GREEN E AMBIENTE
16 dicembre 2022

Questa era la situazione in una nostra chat aziendale martedì 13 dicembre:

Una chat aziendale in cui parliamo della notizia della fusione nucleare

 

Come avrai intuìto, eravamo un pelo su di giri. I “rumors” su una possibile notizia storica riguardante la fusione nucleare giravano insistentemente già da qualche ora, e in effetti l’annuncio c’è stato: nel Federal Lawrence Livermore National Laboratory, in California, un gruppo di scienziati è riuscito finalmente a produrre – tramite fusione – più energia di quanta necessaria per colpire gli atomi che l’hanno generata. 

 

“Hai detto fissione o fusione?”

Fusione, fusione: ma già che ci siamo, meglio fare questo doveroso distinguo.

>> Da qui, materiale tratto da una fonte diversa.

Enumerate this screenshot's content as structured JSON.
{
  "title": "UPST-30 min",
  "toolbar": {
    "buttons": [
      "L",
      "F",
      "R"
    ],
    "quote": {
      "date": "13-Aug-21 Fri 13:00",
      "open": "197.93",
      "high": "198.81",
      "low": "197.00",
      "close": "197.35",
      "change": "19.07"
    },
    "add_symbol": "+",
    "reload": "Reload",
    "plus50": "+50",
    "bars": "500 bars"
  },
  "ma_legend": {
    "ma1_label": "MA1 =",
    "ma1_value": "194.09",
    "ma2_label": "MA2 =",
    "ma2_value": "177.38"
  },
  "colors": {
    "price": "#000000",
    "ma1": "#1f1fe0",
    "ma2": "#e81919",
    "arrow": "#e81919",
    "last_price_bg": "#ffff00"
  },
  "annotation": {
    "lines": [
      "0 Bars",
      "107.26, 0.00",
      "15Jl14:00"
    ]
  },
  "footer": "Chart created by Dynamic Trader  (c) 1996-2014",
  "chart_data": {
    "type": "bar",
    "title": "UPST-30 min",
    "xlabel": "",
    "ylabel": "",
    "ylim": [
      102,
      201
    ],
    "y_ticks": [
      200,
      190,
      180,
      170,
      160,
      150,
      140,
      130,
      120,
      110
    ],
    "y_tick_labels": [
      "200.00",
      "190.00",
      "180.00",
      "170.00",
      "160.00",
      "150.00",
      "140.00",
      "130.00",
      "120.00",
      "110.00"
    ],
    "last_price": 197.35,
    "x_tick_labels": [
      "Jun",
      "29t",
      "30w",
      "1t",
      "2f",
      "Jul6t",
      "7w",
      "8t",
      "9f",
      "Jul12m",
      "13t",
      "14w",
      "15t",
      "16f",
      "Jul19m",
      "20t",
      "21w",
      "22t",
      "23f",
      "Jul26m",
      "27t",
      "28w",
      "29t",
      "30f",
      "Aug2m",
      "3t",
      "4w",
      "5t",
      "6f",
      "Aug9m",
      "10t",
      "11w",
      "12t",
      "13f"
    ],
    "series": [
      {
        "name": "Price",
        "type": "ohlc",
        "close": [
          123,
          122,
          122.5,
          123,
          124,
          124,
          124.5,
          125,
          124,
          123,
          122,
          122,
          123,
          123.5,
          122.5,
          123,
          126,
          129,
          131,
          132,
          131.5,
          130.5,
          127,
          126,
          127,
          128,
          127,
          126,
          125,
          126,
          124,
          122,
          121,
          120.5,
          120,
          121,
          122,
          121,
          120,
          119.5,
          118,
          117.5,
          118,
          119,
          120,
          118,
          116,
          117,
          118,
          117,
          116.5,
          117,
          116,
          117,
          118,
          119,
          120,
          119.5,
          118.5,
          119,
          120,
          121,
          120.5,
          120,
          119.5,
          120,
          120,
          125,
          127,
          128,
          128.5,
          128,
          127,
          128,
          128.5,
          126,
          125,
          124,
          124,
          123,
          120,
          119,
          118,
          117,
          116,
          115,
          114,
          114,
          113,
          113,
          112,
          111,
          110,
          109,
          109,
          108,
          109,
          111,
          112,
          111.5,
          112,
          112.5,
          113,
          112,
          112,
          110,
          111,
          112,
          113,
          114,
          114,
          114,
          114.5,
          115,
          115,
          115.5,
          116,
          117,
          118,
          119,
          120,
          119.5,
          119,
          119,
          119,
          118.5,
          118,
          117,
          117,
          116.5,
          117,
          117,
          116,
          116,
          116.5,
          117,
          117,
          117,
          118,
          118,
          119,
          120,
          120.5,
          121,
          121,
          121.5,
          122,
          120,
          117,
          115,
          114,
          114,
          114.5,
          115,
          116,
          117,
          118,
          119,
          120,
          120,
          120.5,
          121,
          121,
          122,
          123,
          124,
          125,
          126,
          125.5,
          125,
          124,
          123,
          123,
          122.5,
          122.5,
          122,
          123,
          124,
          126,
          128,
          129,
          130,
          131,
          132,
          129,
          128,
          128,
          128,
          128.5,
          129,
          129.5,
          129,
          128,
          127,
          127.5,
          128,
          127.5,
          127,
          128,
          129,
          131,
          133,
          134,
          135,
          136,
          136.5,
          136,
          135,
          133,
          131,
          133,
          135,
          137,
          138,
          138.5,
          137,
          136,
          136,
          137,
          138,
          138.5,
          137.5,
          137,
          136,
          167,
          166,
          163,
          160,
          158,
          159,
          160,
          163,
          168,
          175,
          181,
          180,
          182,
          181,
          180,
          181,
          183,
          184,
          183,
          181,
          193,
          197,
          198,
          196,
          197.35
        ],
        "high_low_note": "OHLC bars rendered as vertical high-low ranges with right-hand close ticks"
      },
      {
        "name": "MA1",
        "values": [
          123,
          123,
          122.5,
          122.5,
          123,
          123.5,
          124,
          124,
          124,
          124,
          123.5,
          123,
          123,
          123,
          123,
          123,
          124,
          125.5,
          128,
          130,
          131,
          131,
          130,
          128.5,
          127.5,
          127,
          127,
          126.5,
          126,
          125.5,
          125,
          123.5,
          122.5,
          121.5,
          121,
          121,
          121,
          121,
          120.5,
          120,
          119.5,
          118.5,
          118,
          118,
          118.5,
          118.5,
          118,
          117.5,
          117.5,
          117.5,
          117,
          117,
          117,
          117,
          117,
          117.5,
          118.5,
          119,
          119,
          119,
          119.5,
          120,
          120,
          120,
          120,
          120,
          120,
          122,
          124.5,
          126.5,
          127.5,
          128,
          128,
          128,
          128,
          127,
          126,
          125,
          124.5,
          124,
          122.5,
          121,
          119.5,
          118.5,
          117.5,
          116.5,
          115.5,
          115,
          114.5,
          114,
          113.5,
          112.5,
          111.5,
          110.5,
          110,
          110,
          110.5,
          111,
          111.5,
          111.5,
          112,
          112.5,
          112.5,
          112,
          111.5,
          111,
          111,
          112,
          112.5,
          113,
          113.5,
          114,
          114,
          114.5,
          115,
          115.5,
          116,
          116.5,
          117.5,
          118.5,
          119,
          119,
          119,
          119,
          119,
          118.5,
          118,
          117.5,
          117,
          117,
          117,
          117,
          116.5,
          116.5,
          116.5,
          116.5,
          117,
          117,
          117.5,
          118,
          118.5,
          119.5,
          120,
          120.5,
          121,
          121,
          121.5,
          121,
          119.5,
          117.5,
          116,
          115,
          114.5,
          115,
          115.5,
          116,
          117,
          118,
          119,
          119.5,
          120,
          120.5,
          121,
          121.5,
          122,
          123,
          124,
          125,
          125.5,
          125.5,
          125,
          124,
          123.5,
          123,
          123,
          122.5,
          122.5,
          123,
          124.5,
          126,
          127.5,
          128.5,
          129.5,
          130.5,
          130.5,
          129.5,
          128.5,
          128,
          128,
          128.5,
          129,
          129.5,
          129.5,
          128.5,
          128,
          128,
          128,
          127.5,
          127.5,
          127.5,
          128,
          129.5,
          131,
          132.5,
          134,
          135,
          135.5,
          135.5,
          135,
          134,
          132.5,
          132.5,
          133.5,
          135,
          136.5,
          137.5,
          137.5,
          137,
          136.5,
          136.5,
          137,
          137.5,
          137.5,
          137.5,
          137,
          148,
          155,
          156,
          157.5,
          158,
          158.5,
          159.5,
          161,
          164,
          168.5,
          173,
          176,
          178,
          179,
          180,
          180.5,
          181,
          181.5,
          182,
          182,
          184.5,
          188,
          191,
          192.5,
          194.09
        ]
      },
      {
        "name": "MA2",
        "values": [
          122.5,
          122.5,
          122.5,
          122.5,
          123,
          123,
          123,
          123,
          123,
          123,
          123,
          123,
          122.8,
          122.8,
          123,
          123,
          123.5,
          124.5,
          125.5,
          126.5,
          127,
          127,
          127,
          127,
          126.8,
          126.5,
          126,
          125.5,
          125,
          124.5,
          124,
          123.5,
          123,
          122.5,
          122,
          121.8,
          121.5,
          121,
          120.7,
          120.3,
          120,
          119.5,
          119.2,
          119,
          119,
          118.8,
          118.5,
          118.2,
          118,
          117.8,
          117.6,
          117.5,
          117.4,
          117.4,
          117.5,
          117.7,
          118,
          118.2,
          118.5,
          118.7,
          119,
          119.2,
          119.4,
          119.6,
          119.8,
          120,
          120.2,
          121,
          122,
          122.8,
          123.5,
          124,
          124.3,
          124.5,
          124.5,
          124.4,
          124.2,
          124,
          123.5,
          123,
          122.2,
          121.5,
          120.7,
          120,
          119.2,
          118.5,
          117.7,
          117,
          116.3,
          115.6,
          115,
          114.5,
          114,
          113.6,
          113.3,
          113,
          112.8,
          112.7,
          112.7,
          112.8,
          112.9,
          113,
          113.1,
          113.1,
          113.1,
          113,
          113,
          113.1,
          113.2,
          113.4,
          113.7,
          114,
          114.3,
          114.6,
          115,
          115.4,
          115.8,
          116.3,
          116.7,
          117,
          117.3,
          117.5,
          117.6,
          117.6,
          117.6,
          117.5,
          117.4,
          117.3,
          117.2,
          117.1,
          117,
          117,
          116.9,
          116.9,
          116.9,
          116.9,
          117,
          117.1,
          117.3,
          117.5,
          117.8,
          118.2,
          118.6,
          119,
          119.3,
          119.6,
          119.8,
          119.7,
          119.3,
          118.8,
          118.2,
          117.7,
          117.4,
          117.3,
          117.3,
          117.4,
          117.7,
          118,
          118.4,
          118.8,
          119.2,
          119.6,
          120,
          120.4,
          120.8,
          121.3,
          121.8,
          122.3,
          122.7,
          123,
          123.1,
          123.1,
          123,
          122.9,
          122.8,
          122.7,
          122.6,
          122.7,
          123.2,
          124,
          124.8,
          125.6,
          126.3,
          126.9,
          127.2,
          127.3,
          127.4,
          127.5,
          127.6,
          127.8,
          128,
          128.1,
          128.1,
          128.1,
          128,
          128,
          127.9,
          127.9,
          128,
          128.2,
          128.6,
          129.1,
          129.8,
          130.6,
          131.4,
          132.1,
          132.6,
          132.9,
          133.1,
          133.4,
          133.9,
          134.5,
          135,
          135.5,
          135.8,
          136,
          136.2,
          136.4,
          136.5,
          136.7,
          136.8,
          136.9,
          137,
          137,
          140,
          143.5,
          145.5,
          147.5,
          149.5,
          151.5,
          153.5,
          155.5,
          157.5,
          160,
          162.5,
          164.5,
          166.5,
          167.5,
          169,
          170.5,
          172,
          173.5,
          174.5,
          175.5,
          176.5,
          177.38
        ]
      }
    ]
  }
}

La fissione nucleare è il momento in cui un atomo di uranio si scinde in parti diverse, più piccole, generando un’enorme quantità di energia. Può manifestarsi spontaneamente in natura, oppure essere indotta artificialmente bombardando l’uranio con i neutroni: il secondo caso è il modo per generare l’energia dei reattori nucleari e, purtroppo, delle bombe atomiche. Ma mettiamo da parte gli ordigni e concentriamoci sull’energia: le centrali nucleari, che come hai capito usano la fissione, producono energia che di per sé può considerarsi “pulita”. Quello che non è pulito per niente, invece – e che rende controverso parlare di nucleare come energia “green” – è la quantità e pericolosità delle scorie provocate dalla fissione. In particolare, si genera un tipo di plutonio che può restare radioattivo per milioni di anni e, per questo, dev’essere tenuto “al sicuro”: le conseguenze di una fuga radioattiva sono purtroppo note. 

I “problemini” generati dalla fissione nucleare sono il motivo principale per cui, da decenni, si lavora alla fusione nucleare o – per dirla in modo romantico – “lo sbrilluccichìo delle stelle”. Dicesi fusione, infatti, il processo fisico con cui due o più nuclei si fondono tra loro, producendo energia. È quello che succede sul Sole, per dire, dove l’enorme forza di gravità fonde gli atomi generando il plasma. Ora, se fosse così facile replicare in laboratorio quello che fa la stella che ci dà la vita, gli scienziati sarebbero la cosa più vicina a Zeus che conosciamo: non è ancora così. Per questo motivo, a oggi, si riesce a ottenere la fusione solo per poche decine di secondi e – fino allo scorso martedì – senza particolari risultati. Adesso, invece, qualcosa è cambiato.

Perché quella sulla fusione è un’ottima notizia?

Perché, come dicevamo, è la prima volta che si riesce a produrre una quantità di energia maggiore rispetto a quella impiegata per bombardare gli atomi e generare il meccanismo. 

Fondere gli atomi è difficilissimo perché tendono a respingersi tra loro, e convincerli a fare il contrario richiede molta energia. Consolidare questo processo è il primo, grande passo per poterlo implementare e riuscire ad aumentare la produzione a livelli esponenziali. Riuscire in quest’impresa significherebbe rendere l’energia prodotta commercializzabile e generare uno stravolgimento delle fonti usate finora. La produzione avrebbe costi enormemente più bassi rispetto all’energia che produciamo adesso: questo potrebbe cambiare per sempre il mercato così come lo conosciamo. 

 

Perché quella sulla fusione è una notizia così così?

Principalmente per due motivi: non si riesce a quantificare quanto tempo ci vorrà per arrivare a produrre energia da fusione per uso “commerciale” e gli investimenti da fare sono stratosferici. 

L’esperimento appena concluso – per esempio – ha sì generato più energia, ma solo rispetto a quella usata per colpire gli atomi di idrogeno; se si tiene conto anche dell’energia impiegata per produrre gli impulsi laser che hanno bombardato gli atomi, il risultato generale resta ancora negativo. In più, la tecnologia esistente non permette di fare esperimenti a raffica perché la gestione dell’idrogeno deve seguire una serie di passaggi. 

Il tema dei soldi è, in parte, una conseguenza di quello del tempo: si parla di qualche decennio per ottenere altri risultati significativi, e non avere delle date indicative implica spendere quantità di denaro che è difficile programmare. Questo potrebbe scoraggiare gli investimenti e, di conseguenza, rallentare ancora gli esperimenti.